Si queremos comparar los años 60 con los actuales, podemos decir objetivamente que, en los noventa, el telón ha caído, el espectáculo acabado y la lucha, la gran lucha por poner punto y final al capitalismo, comenzado.
En aquellos 60 parecía que todo, de la noche a la mañana, se podía transformar y lo establecido desde hacía siglos era puesto en cuestión. La magia de la espontaneidad, las nuevas relaciones entre hombre y naturaleza, entre los hombres y mujeres, entre la vida y lo cultural, un nuevo modo de entender la sexualidad. El mundo se nos mostraba virgen y renovado; cada día contemplaba un nuevo nacimiento, una nueva idea, un nuevo gurú,..
Los modernos socialdemócratas, nostálgicos de la intervención del estado para conseguir el bienestar económico y social de sus poblaciones (pensemos en Tony Judt), han venido a pensar estos últimos años que estos jóvenes (hay que reconocer que en Francia y en Italia, además de los jóvenes, se pusieron en huelga millones de trabajadores), al oponerse de forma frontal a que el estado se inmiscuyera en las vidas individuales, conllevó a una lógica, no querida conscientemente por «los revoltosos de los 60», donde el Estado era malo y había que dejar que el individuo se liberara, actuando y expresándose según su particular naturaleza. Equivocadamente, llegan a la conclusión que la burguesía aprovechó esta oda al individualismo original para transformarlo en un canto al individualismo económico, al neoliberalismo que dominará décadas después. Evidentemente, tuvo más que ver la crisis general del capitalismo en 1973 que los ensueños de los jóvenes de los 60 en la venida de la nueva fase de explotación capitalista.
Frente a los años 90, descritos como mediocres y revolucionariamente pacíficos, cuando no retrógrados, los 60 parecían revolucionarios. Marxistas y de izquierdas, con el condimento de la juventud: todo un lujo del que había que disfrutar.
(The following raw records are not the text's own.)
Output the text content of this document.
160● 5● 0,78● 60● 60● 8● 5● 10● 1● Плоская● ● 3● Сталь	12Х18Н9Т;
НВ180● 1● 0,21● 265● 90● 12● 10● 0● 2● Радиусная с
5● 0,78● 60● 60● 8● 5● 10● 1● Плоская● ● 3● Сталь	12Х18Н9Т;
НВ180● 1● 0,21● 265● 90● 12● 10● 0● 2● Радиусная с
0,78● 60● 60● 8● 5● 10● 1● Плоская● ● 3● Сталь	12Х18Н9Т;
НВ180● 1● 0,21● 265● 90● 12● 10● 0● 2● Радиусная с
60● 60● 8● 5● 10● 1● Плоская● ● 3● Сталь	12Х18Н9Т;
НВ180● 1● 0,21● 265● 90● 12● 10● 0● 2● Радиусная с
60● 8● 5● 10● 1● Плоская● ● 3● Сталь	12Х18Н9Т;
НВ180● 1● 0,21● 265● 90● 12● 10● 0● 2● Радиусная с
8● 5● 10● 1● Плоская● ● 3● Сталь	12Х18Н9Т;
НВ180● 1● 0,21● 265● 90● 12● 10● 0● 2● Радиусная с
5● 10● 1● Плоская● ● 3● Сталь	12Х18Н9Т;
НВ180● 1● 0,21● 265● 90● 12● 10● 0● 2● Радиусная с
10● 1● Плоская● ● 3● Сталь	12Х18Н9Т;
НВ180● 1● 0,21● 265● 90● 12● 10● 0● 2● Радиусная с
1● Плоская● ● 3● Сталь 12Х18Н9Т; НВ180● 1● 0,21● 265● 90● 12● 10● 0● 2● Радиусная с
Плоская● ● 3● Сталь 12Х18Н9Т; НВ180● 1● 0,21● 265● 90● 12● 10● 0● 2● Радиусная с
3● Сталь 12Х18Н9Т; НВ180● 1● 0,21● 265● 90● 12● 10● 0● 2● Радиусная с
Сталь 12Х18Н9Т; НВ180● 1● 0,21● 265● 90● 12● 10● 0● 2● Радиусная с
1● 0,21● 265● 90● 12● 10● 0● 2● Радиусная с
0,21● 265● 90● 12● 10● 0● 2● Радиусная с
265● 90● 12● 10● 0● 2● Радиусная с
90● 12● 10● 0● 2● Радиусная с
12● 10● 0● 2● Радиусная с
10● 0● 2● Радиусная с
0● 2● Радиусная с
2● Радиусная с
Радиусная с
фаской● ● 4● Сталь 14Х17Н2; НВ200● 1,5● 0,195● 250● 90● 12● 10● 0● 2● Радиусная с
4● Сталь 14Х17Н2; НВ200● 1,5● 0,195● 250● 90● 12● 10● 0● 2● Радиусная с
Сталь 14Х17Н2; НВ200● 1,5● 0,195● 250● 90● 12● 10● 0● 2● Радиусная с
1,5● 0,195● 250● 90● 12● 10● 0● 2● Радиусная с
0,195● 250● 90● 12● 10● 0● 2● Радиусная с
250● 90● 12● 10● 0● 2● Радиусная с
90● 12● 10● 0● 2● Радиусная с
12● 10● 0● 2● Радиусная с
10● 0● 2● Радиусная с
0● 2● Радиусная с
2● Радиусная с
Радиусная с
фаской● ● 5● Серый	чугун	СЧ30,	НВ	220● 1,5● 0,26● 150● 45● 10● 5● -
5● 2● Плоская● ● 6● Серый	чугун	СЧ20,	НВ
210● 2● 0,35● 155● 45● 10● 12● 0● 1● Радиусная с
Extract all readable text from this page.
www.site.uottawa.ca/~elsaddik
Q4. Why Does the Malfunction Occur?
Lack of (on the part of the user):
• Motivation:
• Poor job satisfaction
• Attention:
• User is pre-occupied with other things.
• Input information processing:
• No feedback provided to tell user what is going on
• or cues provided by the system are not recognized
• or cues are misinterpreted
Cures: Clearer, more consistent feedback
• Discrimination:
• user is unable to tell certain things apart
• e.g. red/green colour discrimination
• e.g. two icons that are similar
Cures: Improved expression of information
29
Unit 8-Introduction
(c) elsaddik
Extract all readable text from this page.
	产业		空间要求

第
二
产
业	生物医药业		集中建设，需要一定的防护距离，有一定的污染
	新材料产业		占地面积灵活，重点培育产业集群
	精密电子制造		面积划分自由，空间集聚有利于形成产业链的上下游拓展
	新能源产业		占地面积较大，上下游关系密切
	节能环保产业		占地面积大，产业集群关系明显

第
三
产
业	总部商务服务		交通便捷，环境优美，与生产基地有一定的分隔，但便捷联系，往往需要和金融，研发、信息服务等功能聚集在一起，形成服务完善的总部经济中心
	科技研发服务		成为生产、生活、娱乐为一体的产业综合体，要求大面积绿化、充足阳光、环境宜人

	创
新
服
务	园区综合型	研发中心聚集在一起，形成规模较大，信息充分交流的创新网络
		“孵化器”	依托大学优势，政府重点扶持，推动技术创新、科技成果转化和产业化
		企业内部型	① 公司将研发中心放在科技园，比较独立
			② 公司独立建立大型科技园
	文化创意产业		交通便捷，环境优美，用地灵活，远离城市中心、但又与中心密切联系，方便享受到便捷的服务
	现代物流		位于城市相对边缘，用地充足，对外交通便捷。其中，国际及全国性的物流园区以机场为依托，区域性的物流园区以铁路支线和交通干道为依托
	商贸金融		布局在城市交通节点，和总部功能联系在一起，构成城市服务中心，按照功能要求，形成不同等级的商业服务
Contra la sociedad de consumo de los 60 se sublevaron las juventudes (y no sólo ellas) occidentales de aquellos años. Buscan la libertad en todos los ámbitos: en el sexo, en las relaciones con la naturaleza, acabar con los lugares donde confinan a los «descontentadizos» e inadaptados (los manicomios, las cárceles, las escuelas, los cuarteles,…). El divorcio que pronto tiene lugar entre estudiantes y trabajadores se debe a razones mucho más profundas a las que se han aducido habitualmente: la burocratización de los partidos de izquierda y los sindicatos que impidieron el desarrollo del movimiento obrero (lo cual constituye una obviedad), pero también parece que los obreros vieron en aquellos jóvenes un excesivo culto al individualismo en detrimento de las colectividades sociales liberadoras y constructivas, punto este bien diferente al de los movimientos sociales y contestatarios de los noventa y primera década del XXI, con su amor al anonimato, a la falta de espectacularidad, la búsqueda del trabajo colectivo, la resurrección de las viejas formas sociales de vida ajenas a la explotación y a la búsqueda del lucro,…el movimiento zapatista, con sus primeros y pasajeros líderes con las caras tapadas por pasamontañas – y del que se desconoce hasta el nombre de quien lo encabeza- es buen reflejo de ello. En similares términos se plantearon los movimientos antiglobalización, los del 15-M, Occupy Wall Street, las revoluciones árabes,…).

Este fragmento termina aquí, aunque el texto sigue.